Política
Merval Pereira, O Globo
Talvez porque será o presidente do STF dentro de dias ou porque sua função de
relator ajuda a encaminhar as votações, o fato é que Joaquim Barbosa, com toda a
sua inabilidade, está conseguindo dar o tom do julgamento do mensalão, seguindo
quase que integralmente a posição do Ministério Público Federal, cujo chefe, o
procurador-geral da República, Roberto Gurgel, está por trás da medida mais
concreta de punição tomada até agora: a proibição aos réus já condenados de sair
do país.
A decisão não foi apenas a de entregar os passaportes, mas a comunicação ao
Ministério da Justiça de que eles só podem viajar ao exterior consultando o
Supremo.
Isso porque os advogados de defesa estavam considerando inócua a medida, pois
é possível viajar por todos os países vizinhos usando apenas a carteira de
identidade.
José Dirceu, condenado à espera da pena, classificou de “populismo jurídico”
a tomada de seu passaporte antes da definição da pena e do trânsito em julgado
do processo.
Mas o procurador-geral quer mais: está insistindo na proposta de que todos os
condenados sejam presos imediatamente no final do processo e aguardem na cadeia
os recursos que serão impetrados por suas defesas.
Quanto a essa medida, há uma divisão no plenário do STF, e parece uma tarefa
difícil conseguir a maioria para a prisão imediata dos condenados, antes que o
plenário julgue os recursos.
Há, no entanto, na maioria dos ministros, a certeza de que o julgamento é
exemplar e o desejo de não permitir que os réus escapem de uma punição severa
por brechas da legislação brasileira.
Até agora, todos os réus do chamado “núcleo operacional” pegaram penas que os
levarão para a cadeia em regime fechado por um bom tempo, e tudo indica que essa
tendência se repetirá nos chamados núcleos “político” e “financeiro”.
É bom lembrar que pesquisas anteriores ao julgamento mostravam a sociedade
brasileira cética quanto aos resultados, ao mesmo tempo em que os principais
acusados consideravam abertamente que o julgamento não se realizaria tão cedo ou
que não seriam condenados.
Ainda repercute o comentário cínico do réu Delúbio Soares, que disse que o
mensalão, ao fim de alguns anos, não passaria de uma piada de salão.
O fato de que banqueiros, empresários, políticos e ex-ministros de Estado
estejam nos bancos dos réus, todos criminosos de colarinho branco, a maioria
condenada à prisão fechada, é um sinal para a sociedade de que a impunidade está
sendo superada pela aplicação rigorosa da lei.

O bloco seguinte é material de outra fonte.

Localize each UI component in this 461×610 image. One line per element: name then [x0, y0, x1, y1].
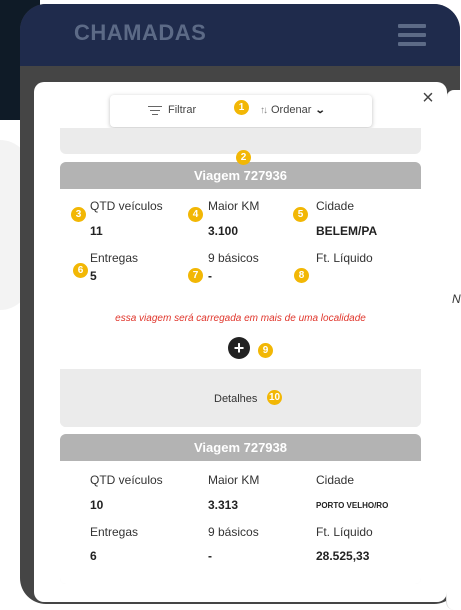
next-card-peek	[446, 90, 461, 610]
annotation-badge: 3	[71, 207, 86, 222]
annotation-badge: 7	[188, 268, 203, 283]
basics-label: 9 básicos	[208, 525, 259, 539]
km-value: 3.100	[208, 224, 239, 238]
sort-label: Ordenar	[271, 104, 312, 116]
net-label: Ft. Líquido	[316, 251, 373, 265]
qtd-value: 10	[90, 498, 104, 512]
qtd-label: QTD veículos	[90, 199, 163, 213]
qtd-label: QTD veículos	[90, 473, 163, 487]
annotation-badge: 1	[234, 100, 249, 115]
plus-icon[interactable]: +	[228, 337, 250, 359]
annotation-badge: 8	[294, 268, 309, 283]
basics-value: -	[208, 269, 212, 283]
km-value: 3.313	[208, 498, 239, 512]
app-bar: CHAMADAS	[20, 4, 460, 66]
close-icon[interactable]: ×	[418, 88, 438, 108]
multi-location-warning: essa viagem será carregada em mais de um…	[115, 313, 366, 324]
qtd-value: 11	[90, 224, 103, 238]
km-label: Maior KM	[208, 199, 260, 213]
net-value: 28.525,33	[316, 549, 370, 563]
deliveries-label: Entregas	[90, 525, 139, 539]
city-value: PORTO VELHO/RO	[316, 501, 389, 510]
deliveries-value: 5	[90, 269, 97, 283]
trip-title: Viagem 727938	[60, 434, 421, 461]
details-label: Detalhes	[214, 393, 258, 405]
next-card-text: N	[452, 292, 461, 306]
net-label: Ft. Líquido	[316, 525, 373, 539]
sort-arrows-icon: ↑↓	[260, 104, 268, 116]
details-bar[interactable]: Detalhes	[60, 369, 421, 427]
sort-button[interactable]: ↑↓ Ordenar ⌄	[260, 104, 327, 116]
basics-label: 9 básicos	[208, 251, 259, 265]
deliveries-value: 6	[90, 549, 97, 563]
hamburger-icon[interactable]	[398, 24, 426, 46]
basics-value: -	[208, 549, 212, 563]
trip-card[interactable]: Viagem 727938 QTD veículos 10 Maior KM 3…	[60, 434, 421, 584]
trip-title: Viagem 727936	[60, 162, 421, 189]
filter-icon	[148, 105, 162, 115]
deliveries-label: Entregas	[90, 251, 139, 265]
trip-card[interactable]: Viagem 727936 QTD veículos 11 Maior KM 3…	[60, 162, 421, 427]
annotation-badge: 5	[293, 207, 308, 222]
filter-label: Filtrar	[168, 104, 197, 116]
city-label: Cidade	[316, 473, 355, 487]
chevron-down-icon: ⌄	[315, 104, 327, 116]
annotation-badge: 2	[236, 150, 251, 165]
city-label: Cidade	[316, 199, 355, 213]
annotation-badge: 6	[73, 263, 88, 278]
filter-button[interactable]: Filtrar	[148, 104, 196, 116]
annotation-badge: 4	[188, 207, 203, 222]
annotation-badge: 9	[258, 343, 273, 358]
km-label: Maior KM	[208, 473, 260, 487]
annotation-badge: 10	[267, 390, 282, 405]
city-value: BELEM/PA	[316, 224, 378, 238]
app-title: CHAMADAS	[74, 20, 207, 45]
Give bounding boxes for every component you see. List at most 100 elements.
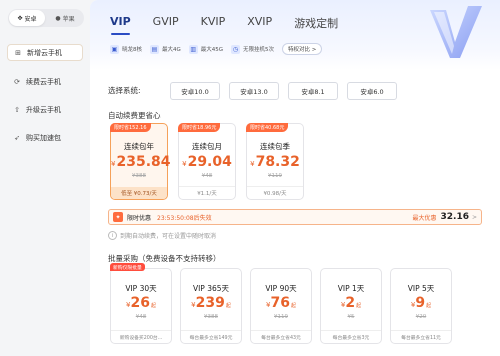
price-unit: 起 [150,303,156,309]
tab-xvip[interactable]: XVIP [247,15,272,31]
bulk-savings: 每台最多立省149元 [181,330,241,343]
original-price: ¥20 [415,314,427,320]
bulk-card-30d[interactable]: 新购仅限批量 VIP 30天 ¥26起 ¥48 新购设备买200台... [110,263,172,344]
main-panel: VIP GVIP KVIP XVIP 游戏定制 ▣ 晓龙8核 ▤ 最大4G ▥ … [90,0,500,356]
price-unit: 起 [290,303,296,309]
os-option-label: 苹果 [62,15,75,23]
price-value: 239 [195,295,225,311]
sidebar: ✥ 安卓 ● 苹果 ⊞ 新增云手机 ⟳ 续费云手机 ⇧ 升级云手机 ➶ 购买加速… [0,0,90,356]
system-option-android10[interactable]: 安卓10.0 [170,82,220,100]
sidebar-item-label: 购买加速包 [26,133,61,142]
package-name: 连续包月 [192,142,222,151]
price-value: 26 [130,295,150,311]
system-label: 选择系统: [108,86,141,95]
storage-icon: ▥ [188,44,198,54]
promo-max-label: 最大优惠 [412,214,437,222]
sidebar-item-new-phone[interactable]: ⊞ 新增云手机 [7,44,83,61]
bulk-savings: 每台最多立省3元 [321,330,381,343]
os-option-android[interactable]: ✥ 安卓 [9,10,45,26]
sidebar-item-label: 升级云手机 [26,105,61,114]
bulk-name: VIP 5天 [407,284,435,293]
autorenew-title: 自动续费更省心 [108,111,161,120]
original-price: ¥5 [347,314,355,320]
original-price: ¥119 [274,314,288,320]
bulk-price: ¥2起 [321,295,381,311]
bulk-savings: 新购设备买200台... [111,330,171,343]
info-icon: i [108,231,117,240]
sidebar-item-boost[interactable]: ➶ 购买加速包 [7,129,83,146]
package-card-quarterly[interactable]: 限时省40.68元 连续包季 ¥78.32 ¥119 ¥0.98/天 [246,123,304,200]
feature-cpu: ▣ 晓龙8核 [110,44,142,54]
system-option-android6[interactable]: 安卓6.0 [347,82,397,100]
promo-max-amount: 32.16 [440,212,469,222]
bulk-savings: 每台最多立省43元 [251,330,311,343]
feature-storage: ▥ 最大45G [188,44,224,54]
discount-badge: 限时省152.16 [110,123,151,132]
price-value: 78.32 [255,154,300,170]
feature-label: 晓龙8核 [122,47,142,53]
package-price: ¥29.04 [179,154,235,170]
bulk-price: ¥76起 [251,295,311,311]
os-toggle: ✥ 安卓 ● 苹果 [8,9,84,27]
original-price: ¥388 [204,314,218,320]
bulk-price: ¥239起 [181,295,241,311]
compare-privileges-button[interactable]: 特权对比 > [282,43,323,55]
os-option-label: 安卓 [24,15,37,23]
tab-vip[interactable]: VIP [110,15,131,35]
os-option-apple[interactable]: ● 苹果 [47,10,83,26]
package-name: 连续包季 [260,142,290,151]
price-value: 235.84 [116,154,171,170]
discount-badge: 限时省18.96元 [178,123,221,132]
feature-label: 无限挂机5次 [243,47,275,53]
bulk-savings: 每台最多立省11元 [391,330,451,343]
vip-tabs: VIP GVIP KVIP XVIP 游戏定制 [110,15,360,35]
add-phone-icon: ⊞ [15,48,21,57]
feature-label: 最大4G [162,47,181,53]
system-option-android81[interactable]: 安卓8.1 [288,82,338,100]
vip-logo-icon [430,6,482,58]
cpu-icon: ▣ [110,44,119,54]
memory-icon: ▤ [150,44,159,54]
package-price: ¥235.84 [111,154,171,170]
chevron-right-icon: > [471,213,477,221]
feature-ram: ▤ 最大4G [150,44,181,54]
package-price: ¥78.32 [247,154,303,170]
price-value: 76 [270,295,290,311]
apple-icon: ● [55,14,61,22]
original-price: ¥388 [132,173,146,179]
per-day-price: ¥1.1/天 [179,186,235,199]
bulk-card-5d[interactable]: VIP 5天 ¥9起 ¥20 每台最多立省11元 [390,268,452,344]
tab-gvip[interactable]: GVIP [153,15,179,31]
currency-symbol: ¥ [111,160,116,168]
package-card-yearly[interactable]: 限时省152.16 连续包年 ¥235.84 ¥388 低至 ¥0.73/天 [110,123,171,200]
original-price: ¥48 [201,173,213,179]
sidebar-item-upgrade[interactable]: ⇧ 升级云手机 [7,101,83,118]
tab-kvip[interactable]: KVIP [201,15,226,31]
promo-countdown: 23:53:50:08后失效 [157,214,212,222]
android-icon: ✥ [17,14,23,22]
bulk-card-1d[interactable]: VIP 1天 ¥2起 ¥5 每台最多立省3元 [320,268,382,344]
promo-bar[interactable]: ✦ 限时优惠 23:53:50:08后失效 最大优惠 32.16 > [108,209,482,225]
package-name: 连续包年 [124,142,154,151]
upgrade-icon: ⇧ [14,105,20,114]
per-day-price: ¥0.98/天 [247,186,303,199]
feature-label: 最大45G [200,47,224,53]
per-day-price: 低至 ¥0.73/天 [111,187,167,199]
note-text: 到期自动续费，可在设置中随时取消 [120,233,217,240]
price-unit: 起 [225,303,231,309]
package-card-monthly[interactable]: 限时省18.96元 连续包月 ¥29.04 ¥48 ¥1.1/天 [178,123,236,200]
refresh-icon: ⟳ [14,77,20,86]
bulk-card-365d[interactable]: VIP 365天 ¥239起 ¥388 每台最多立省149元 [180,268,242,344]
bulk-name: VIP 90天 [265,284,297,293]
price-unit: 起 [426,303,432,309]
sidebar-item-renew[interactable]: ⟳ 续费云手机 [7,73,83,90]
bulk-price: ¥9起 [391,295,451,311]
tab-game-custom[interactable]: 游戏定制 [294,15,338,31]
system-option-android13[interactable]: 安卓13.0 [229,82,279,100]
bulk-card-90d[interactable]: VIP 90天 ¥76起 ¥119 每台最多立省43元 [250,268,312,344]
currency-symbol: ¥ [250,160,255,168]
price-unit: 起 [356,303,362,309]
rocket-icon: ➶ [14,133,20,142]
bulk-name: VIP 365天 [192,284,230,293]
bulk-name: VIP 30天 [125,284,157,293]
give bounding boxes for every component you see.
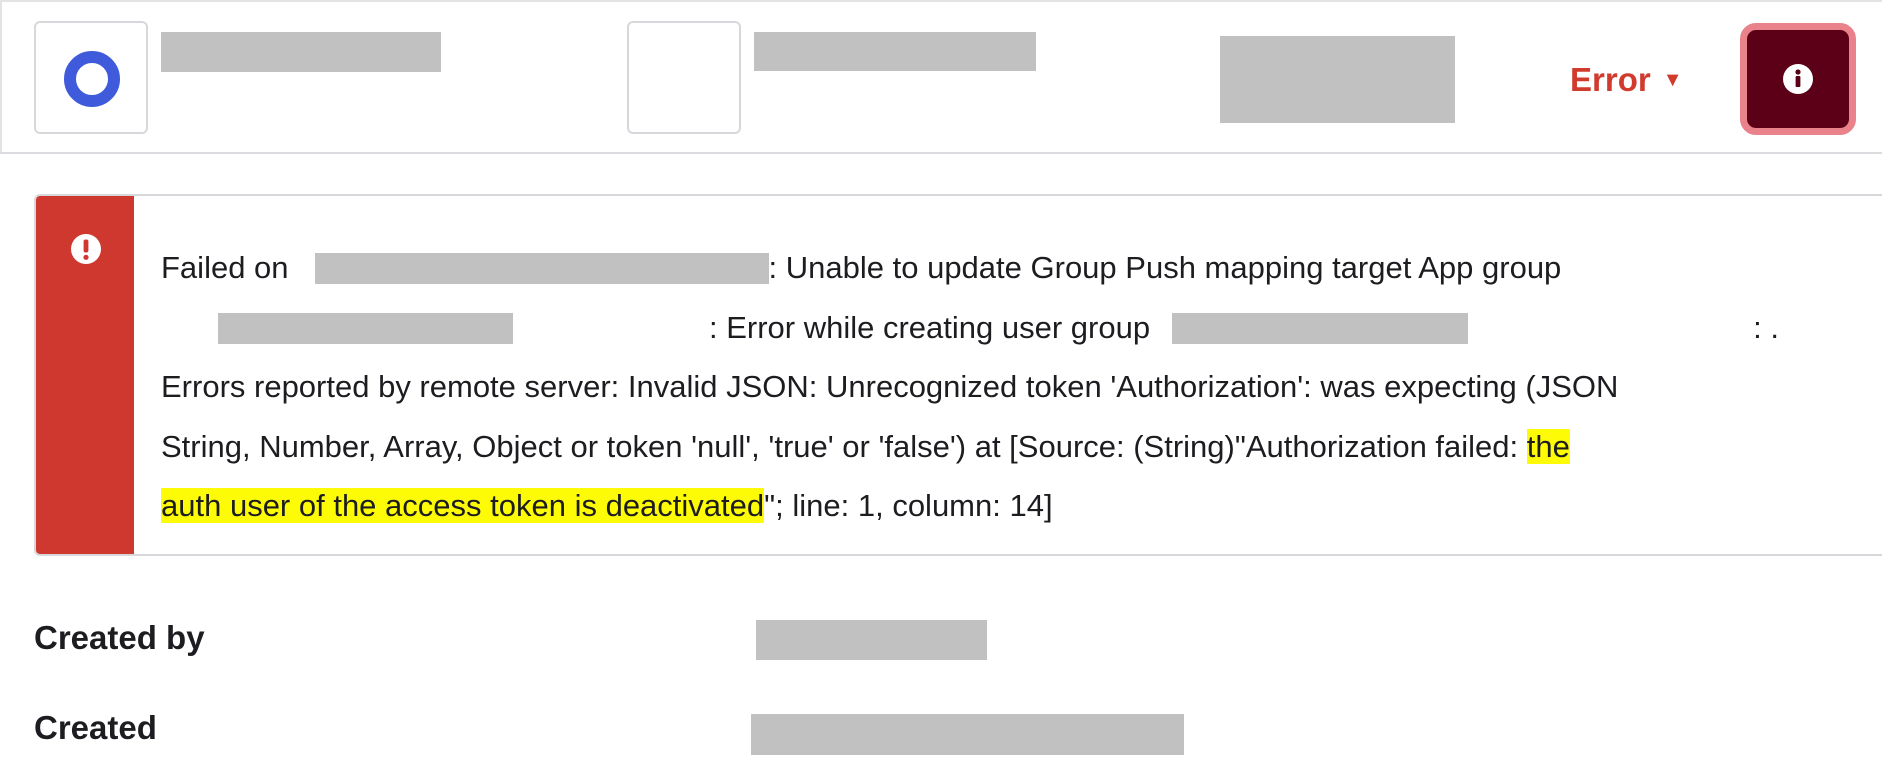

Além da expectativa de que as decisões do Supremo repercutam nas instâncias
inferiores de nosso Judiciário, há também a disposição de Joaquim Barbosa de
colocar como prioridade sua à frente do Conselho Nacional de Justiça (CNJ) o
combate à corrupção.
O sistema brasileiro, tanto no STF quanto no CNJ, é presidencialista, em
decorrência de que o presidente tem o poder de pauta, que é muito grande. Não
foi por outra razão que o julgamento do mensalão entrou na pauta do Supremo na
presidência do ministro Ayres Britto, que queria se aposentar com o sentimento
de dever cumprido.
Essa influência do presidente do STF tem a desvantagem, como analisa o
jurista Joaquim Falcão, já citado na coluna, de descontinuar as políticas
administrativas, tanto lá quanto no CNJ.
Gilmar Mendes, por exemplo, era a favor de que os julgamentos dos juízes
fossem públicos quando estava no CNJ, já Cezar Peluso, no mesmo cargo, queria
que todos estivessem sob segredo de Justiça. Já Nelson Jobim priorizou o combate
ao nepotismo e o teto salarial, que não foram prioridades dos sucessores.
Voluntarista, irascível, e por isso popular, Barbosa está imbuído de uma
missão e volta e meia dá sinal disso no julgamento. Anteontem, em meio a uma das
mais sérias discussões com Marco Aurélio Mello, ele tentou voltar à votação
argumentando: “É isso que a sociedade espera de nós.”
Teremos nos próximos anos um CNJ pró-ativo no combate à corrupção, sob a
presidência de Barbosa, o que é um indício de que o mesmo espírito que dirigiu o
julgamento do mensalão permanecerá comandando o Judiciário brasileiro.